When one considers the Roman Empire at its zenith, one might think of it as what New York Times columnist David Brooks characterized as “a mighty fortress in a dangerous world,” whereas the focus of the Athenian Empire was more about debate, democracy, and “creative crossroads leading an open and fundamentally harmonious world,” Brooks wrote.
I thought about Brooks’ characterization as an excellent metaphor to explain the difference in roles between that of a corporate legal department and a corporate compliance function. Understanding these differences in roles helps to explain why a chief compliance officer should not be housed in legal, but rather should lead a separate corporate function.
The role of a legal department is to be the fortress that protects a corporation. It uses the legal tools available to it: attorney-client privilege, the attorney work-product privilege, and other trappings to keep information from getting outside of a corporation to be used against it by shareholders, regulators, or third parties. It is not designed to be open facing, but rather closed, thereby (hopefully) shielding the company from not only unwanted eyes, but also fines, penalties, and lawsuit payouts.
The role of a compliance department, on the other hand, is to prevent, detect, and remediate. These difference in roles between that of a corporate legal department and a corporate compliance function are starkly laid out in the “Evaluation of Corporate Compliance Programs,” a document published in February by the Fraud Section of the Department of Justice’s Criminal Division that provides a list of sample topics and questions in evaluating a corporate compliance program.
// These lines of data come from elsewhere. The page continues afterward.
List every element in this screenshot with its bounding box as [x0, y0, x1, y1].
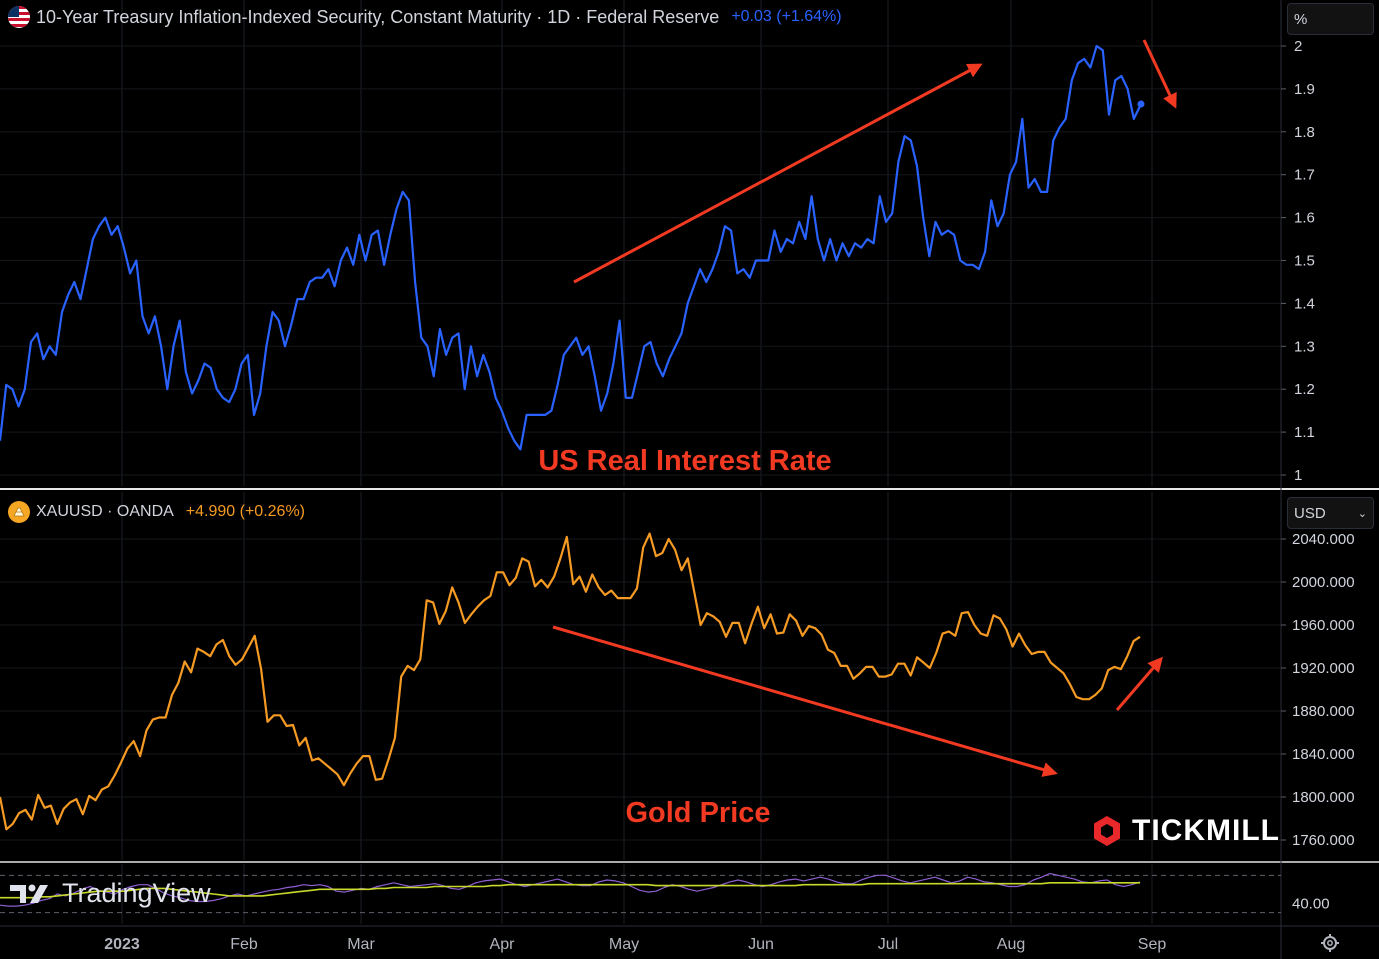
- real-rate-last-point: [1137, 100, 1145, 108]
- y-tick-label: 1800.000: [1292, 789, 1355, 806]
- gold-downtrend-arrow: [552, 625, 1058, 777]
- settings-gear-icon[interactable]: [1320, 933, 1340, 953]
- indicator-signal-line: [0, 881, 1140, 899]
- x-tick-label: May: [609, 936, 639, 953]
- real-rate-annotation-label: US Real Interest Rate: [538, 445, 831, 477]
- chevron-down-icon: ⌄: [1357, 507, 1367, 520]
- y-tick-label: 2000.000: [1292, 574, 1355, 591]
- bottom-unit-label: USD: [1294, 504, 1326, 522]
- bottom-series-title: XAUUSD · OANDA: [36, 503, 174, 520]
- x-tick-label: Jul: [878, 936, 898, 953]
- bottom-unit-selector[interactable]: USD ⌄: [1287, 497, 1374, 529]
- y-tick-label: 1960.000: [1292, 617, 1355, 634]
- gold-annotation-label: Gold Price: [625, 797, 770, 829]
- bottom-legend: XAUUSD · OANDA +4.990 (+0.26%): [8, 501, 305, 523]
- tradingview-logo: TradingView: [10, 878, 211, 909]
- bottom-series-change: +4.990 (+0.26%): [185, 503, 305, 520]
- top-series-title: 10-Year Treasury Inflation-Indexed Secur…: [36, 6, 720, 27]
- y-tick-label: 2: [1294, 38, 1302, 55]
- x-tick-label: Aug: [997, 936, 1025, 953]
- gold-coin-icon: [8, 501, 30, 523]
- y-tick-label: 1: [1294, 467, 1302, 484]
- top-series-change: +0.03 (+1.64%): [731, 8, 842, 25]
- x-tick-label: Jun: [748, 936, 774, 953]
- y-tick-label: 1920.000: [1292, 660, 1355, 677]
- y-tick-label: 1.1: [1294, 424, 1315, 441]
- rate-down-arrow: [1142, 39, 1177, 109]
- x-tick-label: Mar: [347, 936, 375, 953]
- y-tick-label: 1.9: [1294, 81, 1315, 98]
- y-tick-label: 1760.000: [1292, 832, 1355, 849]
- x-tick-label: 2023: [104, 936, 140, 953]
- y-tick-label: 1.6: [1294, 210, 1315, 227]
- tickmill-logo: TICKMILL: [1090, 814, 1280, 848]
- tickmill-wordmark: TICKMILL: [1132, 814, 1280, 847]
- tradingview-logo-icon: [10, 884, 48, 903]
- rate-uptrend-arrow: [573, 63, 983, 284]
- gold-up-arrow: [1115, 656, 1163, 711]
- y-tick-label: 40.00: [1292, 895, 1330, 912]
- x-tick-label: Feb: [230, 936, 258, 953]
- x-tick-label: Sep: [1138, 936, 1167, 953]
- real-rate-series-line: [0, 44, 1141, 451]
- x-tick-label: Apr: [490, 936, 516, 953]
- top-unit-label: %: [1294, 10, 1308, 28]
- y-tick-label: 1.8: [1294, 124, 1315, 141]
- top-legend: 10-Year Treasury Inflation-Indexed Secur…: [8, 6, 842, 28]
- y-tick-label: 1.4: [1294, 295, 1315, 312]
- top-unit-selector[interactable]: %: [1287, 3, 1374, 35]
- y-tick-label: 1.3: [1294, 338, 1315, 355]
- y-tick-label: 1840.000: [1292, 746, 1355, 763]
- y-tick-label: 2040.000: [1292, 531, 1355, 548]
- y-tick-label: 1.2: [1294, 381, 1315, 398]
- tradingview-wordmark: TradingView: [62, 878, 211, 908]
- y-tick-label: 1.7: [1294, 167, 1315, 184]
- indicator-oscillator-line: [0, 872, 1141, 907]
- tickmill-hexagon-icon: [1094, 816, 1120, 846]
- gold-series-line: [0, 532, 1141, 831]
- us-flag-icon: [8, 6, 30, 28]
- y-tick-label: 1.5: [1294, 253, 1315, 270]
- y-tick-label: 1880.000: [1292, 703, 1355, 720]
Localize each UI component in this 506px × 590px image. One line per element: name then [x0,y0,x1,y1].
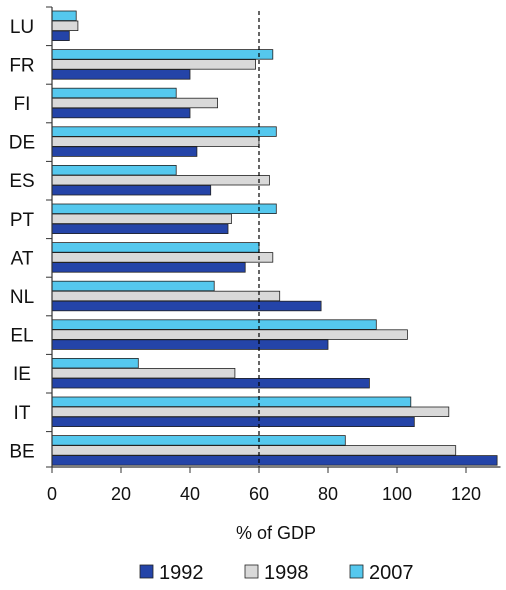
bar-be-1992 [51,455,498,466]
legend-label-2007: 2007 [369,562,414,584]
legend-swatch-1998 [244,564,259,579]
legend: 1992 1998 2007 [139,562,414,584]
axes-group: LU FR FI DE ES PT AT NL EL IE IT BE 0 20 40 60 80 100 120 [9,6,501,504]
x-tick-label-20: 20 [111,484,131,504]
category-label-nl: NL [10,287,34,308]
bar-lu-1992 [51,30,70,42]
bar-fi-1992 [51,107,191,119]
bar-de-2007 [51,126,277,137]
bar-es-1998 [51,174,270,186]
bar-ie-1998 [51,367,236,379]
bar-at-1998 [51,252,274,263]
bar-ie-2007 [51,357,139,369]
x-tick-label-0: 0 [47,484,57,504]
bar-fi-2007 [51,87,177,99]
legend-swatch-2007 [349,564,364,579]
category-label-be: BE [9,441,34,462]
legend-label-1992: 1992 [159,562,204,584]
x-tick-label-120: 120 [451,484,481,504]
bar-fr-2007 [51,49,274,60]
bar-fr-1998 [51,59,257,70]
category-label-fr: FR [9,55,34,76]
bar-es-1992 [51,184,212,196]
bar-nl-1998 [51,290,281,302]
x-tick-label-80: 80 [318,484,338,504]
category-label-de: DE [9,133,35,154]
bar-es-2007 [51,164,177,176]
bar-fi-1998 [51,97,219,109]
category-label-fi: FI [14,94,31,115]
bar-nl-2007 [51,280,215,292]
x-tick-label-100: 100 [382,484,412,504]
bar-lu-1998 [51,20,79,32]
category-label-es: ES [9,171,34,192]
category-label-at: AT [11,248,34,269]
bar-lu-2007 [51,10,77,22]
bar-at-2007 [51,242,260,253]
bar-fr-1992 [51,69,191,80]
bar-el-1998 [51,329,408,340]
bar-el-1992 [51,339,329,350]
legend-swatch-1992 [139,564,154,579]
bars-group [51,10,498,466]
bar-el-2007 [51,319,377,330]
bar-nl-1992 [51,300,322,312]
bar-at-1992 [51,262,246,273]
x-tick-label-40: 40 [180,484,200,504]
bar-it-1998 [51,406,450,418]
category-label-it: IT [14,403,31,424]
category-label-lu: LU [10,17,34,38]
category-label-pt: PT [10,210,35,231]
bar-it-1992 [51,416,415,428]
bar-de-1998 [51,136,260,147]
category-label-el: EL [10,326,33,347]
bar-be-2007 [51,435,346,446]
x-axis-title: % of GDP [236,523,316,543]
bar-de-1992 [51,146,198,157]
bar-it-2007 [51,396,412,408]
bar-ie-1992 [51,377,370,389]
bar-pt-1998 [51,213,232,225]
category-label-ie: IE [13,364,31,385]
x-tick-label-60: 60 [249,484,269,504]
bar-pt-1992 [51,223,229,235]
legend-label-1998: 1998 [264,562,309,584]
bar-pt-2007 [51,203,277,215]
bar-be-1998 [51,445,457,456]
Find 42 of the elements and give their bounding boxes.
One of the first inquiries listed by the government in its document, for example, concerns a root-cause analysis and whether those factors unearthed in the root-cause analysis were remediated through a continuous improvement process. The document continues on to inquire how the company not only considered its compliance program going forward, but what it did with the information obtained in the continuous monitoring process.
A corporate law department does not operationalize its function throughout an organization. Quite the opposite, the law department often draws back information into its fortress function.
Thus, when someone asks you the difference in roles between legal and compliance going forward, explain to them it is akin to the differences between Rome and Athens.